While it might be a stretch to call skin cycling a “trend,” the fact is that this practice works. It can be a great way to have the best of both worlds: giving your skin the benefit of certain powerful ingredients without causing significant irritation to your skin.
Of course, this is always something to take with a grain of salt. No product or practice works for every person’s skin because skin’s needs vary so much from person to person. But for nearly everyone, skin cycling has excellent potential.
When Skin Cycling Might Be Helpful
Skin cycling can be beneficial for nearly everyone, but it’s particularly helpful for people with sensitive skin. If you’re one of the many who has been missing out on the benefits of retinols and exfoliants for years because your skin gets irritated when you use them, this could be the ticket to reaping the rewards of those active ingredients without looking flushed every day.
A Sample Skin Cycling Routine
Skin cycling can look different from person to person, but in its most traditional form, it’s a cycle of exfoliating, using retinol, and resting. Let’s look at a typical routine for skin cycling.
First, though, a note to remember: we’re talking about your nighttime skin care routines here. Neither exfoliants nor retinols should ever be used in the morning because they make your skin more vulnerable to sun damage. Stick to your usual morning routine – for most people, that’s cleansing, moisturizing, and applying sunscreen.
Night 1: Exfoliating
On the first night of your skin’s cycle, use an exfoliant to remove dead skin cells and debris from your skin’s surface. There’s a reason to start the cycle with exfoliant: it allows the products you use in the coming days to penetrate deeper into your skin so they’ll be more effective.

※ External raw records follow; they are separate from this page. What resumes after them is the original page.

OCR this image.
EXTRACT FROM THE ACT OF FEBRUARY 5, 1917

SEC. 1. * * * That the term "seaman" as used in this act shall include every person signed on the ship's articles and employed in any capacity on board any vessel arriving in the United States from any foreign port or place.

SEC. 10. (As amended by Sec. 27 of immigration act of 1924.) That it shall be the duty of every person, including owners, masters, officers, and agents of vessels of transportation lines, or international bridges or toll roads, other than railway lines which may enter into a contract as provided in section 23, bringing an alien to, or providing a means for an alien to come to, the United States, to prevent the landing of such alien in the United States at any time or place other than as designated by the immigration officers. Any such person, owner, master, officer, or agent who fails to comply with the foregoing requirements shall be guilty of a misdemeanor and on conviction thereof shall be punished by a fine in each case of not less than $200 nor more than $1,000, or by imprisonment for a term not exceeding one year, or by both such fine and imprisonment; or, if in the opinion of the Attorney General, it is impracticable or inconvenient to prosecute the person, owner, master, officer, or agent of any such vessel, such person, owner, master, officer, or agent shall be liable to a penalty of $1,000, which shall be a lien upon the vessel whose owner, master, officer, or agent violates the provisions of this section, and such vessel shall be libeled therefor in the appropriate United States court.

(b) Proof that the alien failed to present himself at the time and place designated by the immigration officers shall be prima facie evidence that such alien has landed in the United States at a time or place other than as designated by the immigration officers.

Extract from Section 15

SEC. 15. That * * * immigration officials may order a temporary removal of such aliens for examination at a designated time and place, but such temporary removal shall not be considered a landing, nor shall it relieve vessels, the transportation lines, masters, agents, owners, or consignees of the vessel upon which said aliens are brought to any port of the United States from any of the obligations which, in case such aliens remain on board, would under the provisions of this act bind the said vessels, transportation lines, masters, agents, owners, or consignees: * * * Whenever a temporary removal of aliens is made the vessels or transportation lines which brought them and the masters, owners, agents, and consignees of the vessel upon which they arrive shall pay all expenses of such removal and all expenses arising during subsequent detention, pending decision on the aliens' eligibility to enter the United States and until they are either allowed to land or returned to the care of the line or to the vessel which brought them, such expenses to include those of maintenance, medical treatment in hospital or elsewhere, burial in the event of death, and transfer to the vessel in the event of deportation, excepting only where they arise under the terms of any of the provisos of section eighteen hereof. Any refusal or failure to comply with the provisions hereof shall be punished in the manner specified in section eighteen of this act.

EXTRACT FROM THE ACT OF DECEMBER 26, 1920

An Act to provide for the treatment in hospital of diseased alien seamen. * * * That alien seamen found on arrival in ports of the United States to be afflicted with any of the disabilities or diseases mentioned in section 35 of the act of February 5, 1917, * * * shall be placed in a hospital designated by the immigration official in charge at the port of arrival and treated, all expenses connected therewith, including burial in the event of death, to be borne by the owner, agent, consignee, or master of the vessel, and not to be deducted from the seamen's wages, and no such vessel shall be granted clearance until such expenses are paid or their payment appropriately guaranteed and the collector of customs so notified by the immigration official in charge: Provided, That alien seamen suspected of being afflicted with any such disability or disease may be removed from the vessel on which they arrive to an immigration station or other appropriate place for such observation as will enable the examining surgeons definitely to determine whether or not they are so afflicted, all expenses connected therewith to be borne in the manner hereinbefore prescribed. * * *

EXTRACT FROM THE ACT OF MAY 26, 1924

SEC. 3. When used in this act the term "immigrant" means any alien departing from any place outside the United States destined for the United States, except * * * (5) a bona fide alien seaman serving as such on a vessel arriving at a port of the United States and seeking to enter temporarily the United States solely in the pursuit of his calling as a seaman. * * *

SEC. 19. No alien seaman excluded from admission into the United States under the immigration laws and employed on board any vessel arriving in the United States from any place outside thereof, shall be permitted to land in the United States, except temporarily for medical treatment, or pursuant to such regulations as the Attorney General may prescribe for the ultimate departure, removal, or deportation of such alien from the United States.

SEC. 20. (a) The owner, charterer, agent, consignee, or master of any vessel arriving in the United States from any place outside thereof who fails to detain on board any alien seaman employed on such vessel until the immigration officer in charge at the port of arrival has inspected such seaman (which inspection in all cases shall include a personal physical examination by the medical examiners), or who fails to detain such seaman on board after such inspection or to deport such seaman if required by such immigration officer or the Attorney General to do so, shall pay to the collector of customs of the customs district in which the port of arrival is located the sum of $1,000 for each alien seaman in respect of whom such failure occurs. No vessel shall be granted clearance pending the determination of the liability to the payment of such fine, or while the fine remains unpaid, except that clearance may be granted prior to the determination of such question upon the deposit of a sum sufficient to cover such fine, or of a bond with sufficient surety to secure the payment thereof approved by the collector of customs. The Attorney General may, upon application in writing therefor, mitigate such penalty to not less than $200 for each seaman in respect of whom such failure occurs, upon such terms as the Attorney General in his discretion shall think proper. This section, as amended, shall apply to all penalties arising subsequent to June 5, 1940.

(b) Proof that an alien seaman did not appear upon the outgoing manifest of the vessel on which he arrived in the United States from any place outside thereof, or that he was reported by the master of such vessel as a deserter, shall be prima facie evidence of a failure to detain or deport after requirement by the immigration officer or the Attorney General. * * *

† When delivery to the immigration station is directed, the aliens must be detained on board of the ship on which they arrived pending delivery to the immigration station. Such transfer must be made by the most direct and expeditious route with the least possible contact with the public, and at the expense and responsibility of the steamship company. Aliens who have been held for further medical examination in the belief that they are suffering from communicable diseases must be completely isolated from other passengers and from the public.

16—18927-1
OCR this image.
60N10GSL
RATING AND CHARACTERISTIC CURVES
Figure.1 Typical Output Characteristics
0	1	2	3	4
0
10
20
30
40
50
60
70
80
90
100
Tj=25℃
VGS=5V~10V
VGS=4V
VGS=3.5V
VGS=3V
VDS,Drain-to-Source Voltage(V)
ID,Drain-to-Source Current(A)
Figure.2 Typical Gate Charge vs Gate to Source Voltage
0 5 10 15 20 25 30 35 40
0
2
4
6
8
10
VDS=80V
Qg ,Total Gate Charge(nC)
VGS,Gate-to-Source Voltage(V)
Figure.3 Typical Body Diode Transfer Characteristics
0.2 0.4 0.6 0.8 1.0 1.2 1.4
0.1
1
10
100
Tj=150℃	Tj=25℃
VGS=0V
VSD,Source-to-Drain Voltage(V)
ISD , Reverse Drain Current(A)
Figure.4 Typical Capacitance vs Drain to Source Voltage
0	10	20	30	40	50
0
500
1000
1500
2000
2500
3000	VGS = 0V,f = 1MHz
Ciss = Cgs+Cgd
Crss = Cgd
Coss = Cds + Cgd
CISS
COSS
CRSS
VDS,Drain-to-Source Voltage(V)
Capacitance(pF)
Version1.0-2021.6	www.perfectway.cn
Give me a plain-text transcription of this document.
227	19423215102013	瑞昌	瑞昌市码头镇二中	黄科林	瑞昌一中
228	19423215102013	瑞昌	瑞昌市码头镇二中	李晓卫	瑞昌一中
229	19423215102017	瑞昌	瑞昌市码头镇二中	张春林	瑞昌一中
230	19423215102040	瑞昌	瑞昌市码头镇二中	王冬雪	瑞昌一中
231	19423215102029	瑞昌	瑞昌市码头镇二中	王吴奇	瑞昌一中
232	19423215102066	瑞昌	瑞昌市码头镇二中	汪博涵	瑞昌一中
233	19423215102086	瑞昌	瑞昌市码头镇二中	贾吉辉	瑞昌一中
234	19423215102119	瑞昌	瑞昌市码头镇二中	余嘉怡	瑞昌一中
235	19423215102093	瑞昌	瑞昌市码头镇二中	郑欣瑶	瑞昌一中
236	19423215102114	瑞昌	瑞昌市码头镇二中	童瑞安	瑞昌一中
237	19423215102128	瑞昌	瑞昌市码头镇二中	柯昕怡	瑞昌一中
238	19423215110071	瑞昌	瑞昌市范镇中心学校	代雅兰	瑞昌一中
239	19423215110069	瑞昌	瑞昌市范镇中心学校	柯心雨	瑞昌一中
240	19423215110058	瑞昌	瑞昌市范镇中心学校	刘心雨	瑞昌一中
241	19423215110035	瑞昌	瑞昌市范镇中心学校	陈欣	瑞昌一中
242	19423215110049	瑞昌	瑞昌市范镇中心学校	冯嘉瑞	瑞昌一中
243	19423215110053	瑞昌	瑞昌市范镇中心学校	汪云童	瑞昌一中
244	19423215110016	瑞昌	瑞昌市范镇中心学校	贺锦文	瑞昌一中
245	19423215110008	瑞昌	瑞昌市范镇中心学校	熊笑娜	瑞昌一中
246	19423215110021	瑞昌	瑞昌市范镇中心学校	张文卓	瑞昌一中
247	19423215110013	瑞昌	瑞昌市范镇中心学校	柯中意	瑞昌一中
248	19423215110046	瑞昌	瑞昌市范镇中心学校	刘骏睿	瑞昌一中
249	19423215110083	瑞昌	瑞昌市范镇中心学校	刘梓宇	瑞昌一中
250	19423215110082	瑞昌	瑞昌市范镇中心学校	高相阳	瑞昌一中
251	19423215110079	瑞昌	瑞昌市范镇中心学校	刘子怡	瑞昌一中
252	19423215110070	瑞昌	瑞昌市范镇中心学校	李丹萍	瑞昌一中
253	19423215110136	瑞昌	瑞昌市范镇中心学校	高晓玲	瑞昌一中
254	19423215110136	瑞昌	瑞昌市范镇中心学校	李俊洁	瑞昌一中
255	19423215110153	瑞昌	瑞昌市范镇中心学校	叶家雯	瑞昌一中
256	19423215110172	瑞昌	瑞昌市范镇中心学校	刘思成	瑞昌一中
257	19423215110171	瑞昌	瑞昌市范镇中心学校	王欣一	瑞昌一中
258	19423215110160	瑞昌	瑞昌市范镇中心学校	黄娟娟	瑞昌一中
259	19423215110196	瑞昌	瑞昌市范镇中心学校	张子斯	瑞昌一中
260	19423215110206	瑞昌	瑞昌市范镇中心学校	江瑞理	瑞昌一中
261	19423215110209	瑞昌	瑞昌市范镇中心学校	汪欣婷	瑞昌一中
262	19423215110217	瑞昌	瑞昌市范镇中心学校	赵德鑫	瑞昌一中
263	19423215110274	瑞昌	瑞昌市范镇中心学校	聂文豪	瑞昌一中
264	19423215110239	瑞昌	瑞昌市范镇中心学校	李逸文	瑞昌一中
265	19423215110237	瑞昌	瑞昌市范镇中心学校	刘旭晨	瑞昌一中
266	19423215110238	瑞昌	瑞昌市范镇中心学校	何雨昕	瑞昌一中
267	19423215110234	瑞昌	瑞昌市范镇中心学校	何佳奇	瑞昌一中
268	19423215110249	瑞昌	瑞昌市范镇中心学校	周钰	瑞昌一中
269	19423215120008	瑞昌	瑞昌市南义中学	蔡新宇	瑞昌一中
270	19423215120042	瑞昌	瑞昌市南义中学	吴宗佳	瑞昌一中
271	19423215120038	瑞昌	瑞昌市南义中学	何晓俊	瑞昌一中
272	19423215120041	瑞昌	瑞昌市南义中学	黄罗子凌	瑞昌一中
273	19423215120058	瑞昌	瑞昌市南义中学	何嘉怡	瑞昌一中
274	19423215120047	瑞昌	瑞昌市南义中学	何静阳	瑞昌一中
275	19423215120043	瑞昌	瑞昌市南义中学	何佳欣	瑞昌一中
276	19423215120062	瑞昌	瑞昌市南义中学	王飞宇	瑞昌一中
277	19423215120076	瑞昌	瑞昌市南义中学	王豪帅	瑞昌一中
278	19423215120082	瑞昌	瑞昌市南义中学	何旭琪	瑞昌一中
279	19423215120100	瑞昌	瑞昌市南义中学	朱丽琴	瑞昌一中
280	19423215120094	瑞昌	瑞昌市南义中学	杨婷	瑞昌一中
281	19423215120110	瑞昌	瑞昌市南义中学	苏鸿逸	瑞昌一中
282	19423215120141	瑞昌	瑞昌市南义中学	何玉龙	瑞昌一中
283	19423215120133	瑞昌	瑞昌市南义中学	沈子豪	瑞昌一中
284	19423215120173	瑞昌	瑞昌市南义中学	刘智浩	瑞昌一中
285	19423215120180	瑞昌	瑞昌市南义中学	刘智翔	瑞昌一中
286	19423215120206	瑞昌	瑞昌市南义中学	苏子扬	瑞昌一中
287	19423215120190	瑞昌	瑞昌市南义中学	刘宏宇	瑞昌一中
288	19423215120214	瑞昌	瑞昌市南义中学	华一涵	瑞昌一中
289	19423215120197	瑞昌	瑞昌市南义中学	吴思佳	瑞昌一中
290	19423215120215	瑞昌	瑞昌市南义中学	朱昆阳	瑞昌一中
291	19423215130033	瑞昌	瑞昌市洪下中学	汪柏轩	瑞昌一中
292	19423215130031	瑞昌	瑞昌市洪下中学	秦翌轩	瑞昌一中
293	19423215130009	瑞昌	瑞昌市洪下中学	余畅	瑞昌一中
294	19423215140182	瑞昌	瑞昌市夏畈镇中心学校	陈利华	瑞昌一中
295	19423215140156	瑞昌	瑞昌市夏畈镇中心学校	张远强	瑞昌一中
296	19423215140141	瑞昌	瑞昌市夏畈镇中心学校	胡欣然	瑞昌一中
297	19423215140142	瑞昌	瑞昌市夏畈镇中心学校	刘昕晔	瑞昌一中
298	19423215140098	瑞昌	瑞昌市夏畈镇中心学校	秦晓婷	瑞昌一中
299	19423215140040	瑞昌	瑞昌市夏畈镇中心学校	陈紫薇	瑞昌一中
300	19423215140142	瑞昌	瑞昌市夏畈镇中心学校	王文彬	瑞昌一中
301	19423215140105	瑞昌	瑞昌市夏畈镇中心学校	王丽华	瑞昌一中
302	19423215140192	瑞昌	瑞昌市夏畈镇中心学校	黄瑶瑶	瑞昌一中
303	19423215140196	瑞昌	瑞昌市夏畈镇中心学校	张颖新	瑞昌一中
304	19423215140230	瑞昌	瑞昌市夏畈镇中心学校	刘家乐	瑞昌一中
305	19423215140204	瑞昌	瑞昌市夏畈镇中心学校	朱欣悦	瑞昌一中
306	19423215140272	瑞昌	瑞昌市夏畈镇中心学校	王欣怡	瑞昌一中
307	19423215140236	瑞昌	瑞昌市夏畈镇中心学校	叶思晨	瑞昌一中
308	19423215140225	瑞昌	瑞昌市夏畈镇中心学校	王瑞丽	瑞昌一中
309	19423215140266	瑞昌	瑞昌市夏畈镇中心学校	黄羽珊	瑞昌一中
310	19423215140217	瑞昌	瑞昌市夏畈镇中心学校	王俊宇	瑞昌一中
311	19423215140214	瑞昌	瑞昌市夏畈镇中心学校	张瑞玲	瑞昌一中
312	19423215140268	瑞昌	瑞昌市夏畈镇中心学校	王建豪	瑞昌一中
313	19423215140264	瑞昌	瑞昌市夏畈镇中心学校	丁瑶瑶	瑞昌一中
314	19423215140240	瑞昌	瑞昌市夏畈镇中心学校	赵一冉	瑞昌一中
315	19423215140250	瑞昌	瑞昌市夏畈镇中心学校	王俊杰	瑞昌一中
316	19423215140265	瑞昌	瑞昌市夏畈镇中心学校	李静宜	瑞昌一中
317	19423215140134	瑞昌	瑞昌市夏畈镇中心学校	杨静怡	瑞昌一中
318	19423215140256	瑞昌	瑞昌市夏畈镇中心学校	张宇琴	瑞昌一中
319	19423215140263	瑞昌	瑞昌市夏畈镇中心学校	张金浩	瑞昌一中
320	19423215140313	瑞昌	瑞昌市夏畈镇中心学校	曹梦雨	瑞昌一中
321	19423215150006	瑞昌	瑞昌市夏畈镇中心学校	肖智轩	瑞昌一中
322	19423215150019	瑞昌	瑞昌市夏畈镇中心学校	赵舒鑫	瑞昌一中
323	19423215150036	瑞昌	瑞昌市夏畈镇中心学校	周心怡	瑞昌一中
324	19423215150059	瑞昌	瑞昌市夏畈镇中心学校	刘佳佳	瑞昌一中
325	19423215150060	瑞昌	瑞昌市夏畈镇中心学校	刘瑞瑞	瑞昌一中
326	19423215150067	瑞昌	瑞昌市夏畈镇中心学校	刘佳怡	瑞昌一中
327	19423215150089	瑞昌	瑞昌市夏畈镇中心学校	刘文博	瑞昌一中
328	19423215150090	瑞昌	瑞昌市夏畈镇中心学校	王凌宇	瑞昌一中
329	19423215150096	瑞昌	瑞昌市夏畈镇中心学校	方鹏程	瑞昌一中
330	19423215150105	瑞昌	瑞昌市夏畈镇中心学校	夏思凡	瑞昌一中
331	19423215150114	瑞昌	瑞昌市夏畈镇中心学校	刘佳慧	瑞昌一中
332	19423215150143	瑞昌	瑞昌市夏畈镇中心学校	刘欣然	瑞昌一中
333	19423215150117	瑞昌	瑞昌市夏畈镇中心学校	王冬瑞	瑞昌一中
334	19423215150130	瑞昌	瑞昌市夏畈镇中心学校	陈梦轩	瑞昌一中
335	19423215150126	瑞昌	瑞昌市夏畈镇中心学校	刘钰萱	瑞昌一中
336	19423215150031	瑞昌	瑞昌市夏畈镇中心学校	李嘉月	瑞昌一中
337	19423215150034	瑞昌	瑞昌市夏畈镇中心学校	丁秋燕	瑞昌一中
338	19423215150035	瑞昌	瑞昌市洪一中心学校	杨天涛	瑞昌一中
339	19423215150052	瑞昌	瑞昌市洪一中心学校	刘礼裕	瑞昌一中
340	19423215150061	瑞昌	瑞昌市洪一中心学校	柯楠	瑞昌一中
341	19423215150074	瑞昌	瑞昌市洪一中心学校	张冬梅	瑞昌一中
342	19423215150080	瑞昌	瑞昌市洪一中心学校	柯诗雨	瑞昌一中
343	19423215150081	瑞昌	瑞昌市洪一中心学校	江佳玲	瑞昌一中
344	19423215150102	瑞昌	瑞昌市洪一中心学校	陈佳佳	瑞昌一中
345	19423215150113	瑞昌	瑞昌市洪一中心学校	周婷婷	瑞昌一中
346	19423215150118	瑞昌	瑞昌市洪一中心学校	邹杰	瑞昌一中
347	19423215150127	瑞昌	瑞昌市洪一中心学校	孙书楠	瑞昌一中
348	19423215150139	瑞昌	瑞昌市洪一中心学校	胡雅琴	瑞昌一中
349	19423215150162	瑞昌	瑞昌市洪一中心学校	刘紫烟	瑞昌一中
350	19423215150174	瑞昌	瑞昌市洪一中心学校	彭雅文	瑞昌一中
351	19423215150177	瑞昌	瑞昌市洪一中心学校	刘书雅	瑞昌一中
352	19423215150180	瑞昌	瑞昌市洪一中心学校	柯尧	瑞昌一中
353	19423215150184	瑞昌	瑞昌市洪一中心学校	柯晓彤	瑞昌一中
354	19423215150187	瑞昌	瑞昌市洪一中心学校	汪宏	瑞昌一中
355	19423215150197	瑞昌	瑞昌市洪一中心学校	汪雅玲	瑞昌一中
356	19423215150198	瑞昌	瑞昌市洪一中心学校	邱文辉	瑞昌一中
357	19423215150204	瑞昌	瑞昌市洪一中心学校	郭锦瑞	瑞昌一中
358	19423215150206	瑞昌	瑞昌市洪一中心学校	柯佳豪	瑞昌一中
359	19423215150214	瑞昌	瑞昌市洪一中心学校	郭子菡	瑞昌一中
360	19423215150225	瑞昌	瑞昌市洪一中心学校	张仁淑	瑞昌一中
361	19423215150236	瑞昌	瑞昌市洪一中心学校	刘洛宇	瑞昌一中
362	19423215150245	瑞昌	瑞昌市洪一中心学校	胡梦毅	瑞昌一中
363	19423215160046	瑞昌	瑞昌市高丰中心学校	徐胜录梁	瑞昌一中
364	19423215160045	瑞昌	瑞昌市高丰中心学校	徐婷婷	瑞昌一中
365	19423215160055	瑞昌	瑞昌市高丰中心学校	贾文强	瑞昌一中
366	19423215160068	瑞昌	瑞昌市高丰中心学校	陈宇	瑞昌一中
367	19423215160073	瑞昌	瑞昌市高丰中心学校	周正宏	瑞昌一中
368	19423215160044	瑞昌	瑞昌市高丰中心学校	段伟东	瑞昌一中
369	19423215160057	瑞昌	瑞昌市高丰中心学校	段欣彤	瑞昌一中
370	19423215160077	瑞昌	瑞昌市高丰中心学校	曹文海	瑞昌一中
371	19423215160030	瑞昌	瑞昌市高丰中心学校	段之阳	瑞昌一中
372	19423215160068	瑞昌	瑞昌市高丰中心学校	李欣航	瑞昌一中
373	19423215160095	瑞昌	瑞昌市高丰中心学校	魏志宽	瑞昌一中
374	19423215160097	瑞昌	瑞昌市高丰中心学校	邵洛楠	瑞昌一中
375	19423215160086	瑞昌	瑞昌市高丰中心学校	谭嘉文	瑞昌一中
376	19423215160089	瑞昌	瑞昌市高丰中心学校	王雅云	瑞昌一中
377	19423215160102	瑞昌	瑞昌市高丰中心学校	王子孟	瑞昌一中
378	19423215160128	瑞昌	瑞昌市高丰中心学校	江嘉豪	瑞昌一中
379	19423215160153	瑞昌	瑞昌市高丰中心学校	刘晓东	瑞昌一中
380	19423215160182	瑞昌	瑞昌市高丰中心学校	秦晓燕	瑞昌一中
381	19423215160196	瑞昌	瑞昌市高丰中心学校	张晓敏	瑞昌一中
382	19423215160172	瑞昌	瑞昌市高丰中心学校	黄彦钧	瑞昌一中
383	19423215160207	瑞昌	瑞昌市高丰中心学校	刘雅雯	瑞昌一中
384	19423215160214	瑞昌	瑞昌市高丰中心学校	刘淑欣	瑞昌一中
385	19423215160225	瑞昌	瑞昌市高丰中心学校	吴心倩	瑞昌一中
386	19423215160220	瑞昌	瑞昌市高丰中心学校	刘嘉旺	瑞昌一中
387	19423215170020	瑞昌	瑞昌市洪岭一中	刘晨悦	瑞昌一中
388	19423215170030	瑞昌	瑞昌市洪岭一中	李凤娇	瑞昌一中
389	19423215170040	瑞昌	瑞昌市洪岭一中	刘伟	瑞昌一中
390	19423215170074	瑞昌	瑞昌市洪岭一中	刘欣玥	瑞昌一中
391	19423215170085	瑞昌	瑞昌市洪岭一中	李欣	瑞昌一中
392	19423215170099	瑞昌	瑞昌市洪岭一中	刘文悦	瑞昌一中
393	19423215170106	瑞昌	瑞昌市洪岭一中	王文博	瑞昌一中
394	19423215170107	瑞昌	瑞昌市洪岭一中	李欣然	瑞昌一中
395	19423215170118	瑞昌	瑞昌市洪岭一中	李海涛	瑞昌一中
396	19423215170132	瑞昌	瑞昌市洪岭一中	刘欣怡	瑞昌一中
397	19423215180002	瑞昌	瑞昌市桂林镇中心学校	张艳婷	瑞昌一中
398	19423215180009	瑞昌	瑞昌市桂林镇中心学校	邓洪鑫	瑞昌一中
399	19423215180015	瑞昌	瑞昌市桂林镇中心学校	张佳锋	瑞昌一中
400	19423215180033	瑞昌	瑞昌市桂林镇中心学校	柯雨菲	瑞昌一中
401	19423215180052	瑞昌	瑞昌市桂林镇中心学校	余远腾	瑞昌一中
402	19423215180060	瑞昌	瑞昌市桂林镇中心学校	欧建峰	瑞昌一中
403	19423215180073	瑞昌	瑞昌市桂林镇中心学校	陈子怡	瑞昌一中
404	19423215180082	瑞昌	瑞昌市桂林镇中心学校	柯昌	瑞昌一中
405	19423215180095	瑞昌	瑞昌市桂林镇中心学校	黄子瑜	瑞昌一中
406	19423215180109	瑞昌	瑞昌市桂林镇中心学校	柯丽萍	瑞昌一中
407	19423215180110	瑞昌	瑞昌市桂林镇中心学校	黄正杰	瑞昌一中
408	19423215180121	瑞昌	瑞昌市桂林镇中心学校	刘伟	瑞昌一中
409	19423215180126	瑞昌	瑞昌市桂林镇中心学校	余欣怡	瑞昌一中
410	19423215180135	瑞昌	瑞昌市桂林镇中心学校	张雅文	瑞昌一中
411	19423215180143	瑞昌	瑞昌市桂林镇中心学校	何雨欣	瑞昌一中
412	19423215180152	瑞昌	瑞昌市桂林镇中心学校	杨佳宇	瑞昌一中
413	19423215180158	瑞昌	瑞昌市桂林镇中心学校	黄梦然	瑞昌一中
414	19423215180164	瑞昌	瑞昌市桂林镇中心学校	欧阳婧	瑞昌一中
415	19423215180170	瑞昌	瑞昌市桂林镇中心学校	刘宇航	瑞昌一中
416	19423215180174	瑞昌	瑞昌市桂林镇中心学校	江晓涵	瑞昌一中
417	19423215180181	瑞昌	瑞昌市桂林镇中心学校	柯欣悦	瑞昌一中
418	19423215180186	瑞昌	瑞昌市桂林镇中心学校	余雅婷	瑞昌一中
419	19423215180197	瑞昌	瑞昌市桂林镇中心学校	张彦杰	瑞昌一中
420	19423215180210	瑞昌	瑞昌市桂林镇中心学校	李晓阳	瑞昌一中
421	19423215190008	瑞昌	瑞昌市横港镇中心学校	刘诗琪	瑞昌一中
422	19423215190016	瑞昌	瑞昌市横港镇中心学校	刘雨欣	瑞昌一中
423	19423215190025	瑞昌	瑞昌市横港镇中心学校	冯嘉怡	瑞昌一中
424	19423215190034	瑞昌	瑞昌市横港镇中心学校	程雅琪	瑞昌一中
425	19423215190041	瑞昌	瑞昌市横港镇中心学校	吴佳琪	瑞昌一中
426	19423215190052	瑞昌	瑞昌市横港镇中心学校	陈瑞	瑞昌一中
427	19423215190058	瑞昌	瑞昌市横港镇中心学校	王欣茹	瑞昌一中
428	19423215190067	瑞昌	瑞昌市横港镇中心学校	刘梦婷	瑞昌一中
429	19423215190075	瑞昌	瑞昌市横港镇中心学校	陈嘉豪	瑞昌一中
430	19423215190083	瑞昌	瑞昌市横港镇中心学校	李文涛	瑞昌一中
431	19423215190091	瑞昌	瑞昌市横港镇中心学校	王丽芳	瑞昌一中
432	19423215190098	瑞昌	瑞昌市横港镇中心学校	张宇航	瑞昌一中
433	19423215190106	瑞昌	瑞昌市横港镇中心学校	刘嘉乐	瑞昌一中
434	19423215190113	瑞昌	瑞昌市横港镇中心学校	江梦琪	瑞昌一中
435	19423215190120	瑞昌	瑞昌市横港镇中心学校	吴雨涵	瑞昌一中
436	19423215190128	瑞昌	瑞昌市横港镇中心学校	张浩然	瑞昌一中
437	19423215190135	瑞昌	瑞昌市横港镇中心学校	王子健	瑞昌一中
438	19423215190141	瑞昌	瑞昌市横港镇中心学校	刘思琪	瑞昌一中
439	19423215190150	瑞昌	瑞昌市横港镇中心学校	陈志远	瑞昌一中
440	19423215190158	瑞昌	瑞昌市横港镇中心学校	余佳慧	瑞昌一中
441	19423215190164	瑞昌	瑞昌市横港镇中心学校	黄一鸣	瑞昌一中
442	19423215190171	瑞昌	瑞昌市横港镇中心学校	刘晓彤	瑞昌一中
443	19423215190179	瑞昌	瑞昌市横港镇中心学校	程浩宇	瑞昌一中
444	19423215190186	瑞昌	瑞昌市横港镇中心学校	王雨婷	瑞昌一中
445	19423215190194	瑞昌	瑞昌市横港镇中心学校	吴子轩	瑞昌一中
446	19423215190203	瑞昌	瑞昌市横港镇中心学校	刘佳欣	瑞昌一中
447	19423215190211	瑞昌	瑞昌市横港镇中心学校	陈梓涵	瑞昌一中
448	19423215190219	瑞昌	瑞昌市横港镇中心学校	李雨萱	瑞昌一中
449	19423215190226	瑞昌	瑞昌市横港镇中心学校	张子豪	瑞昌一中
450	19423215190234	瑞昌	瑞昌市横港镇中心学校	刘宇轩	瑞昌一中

Your nighttime routine on these days should start with cleansing, then exfoliating and then moisturizing. If you use any prescription ointments, apply them before you moisturize. You can use this routine whether you use a chemical exfoliant like Dermaceutic Foamer 15 Exfoliating Cleansing Foam or a physical exfoliant like a scrub.
Night 2: Retinol
The next night of your skin cycle, you’ll follow the same nighttime routine, but you’ll use a retinol product instead of an exfoliant. A retinol serum is a popular choice, or you could use a product that combines hydration with retinol, like the Revision DEJ Night Face Cream.
Night 3: Rest
Now that your skin has taken in the benefits of an exfoliant and a retinol product, the third night is a “rest night.” You can keep it simple with cleanser and moisturizer. Or, you can add a soothing product like Replenix Soothing Antioxidant Mist or a hydrating product if your skin is feeling dry or inflamed.
Night 4: Rest
The last night of your cycle is a rest night again, just like the third night. As with the night before, you can stick to your trusty cleanser and moisturizer or you can add something soothing or something hydrating like Peter Thomas Roth Water Drench Hyaluronic Glow Serum.
Giving Your Skin a Break with Skin Cycling
With or without its now-popular name, skin cycling is a long-recommended practice that can give your skin an excellent balance of repair and restoration if you implement it well. Everyone can tweak their cycle how they choose, so start with the simple routine above and adjust it however your skin needs.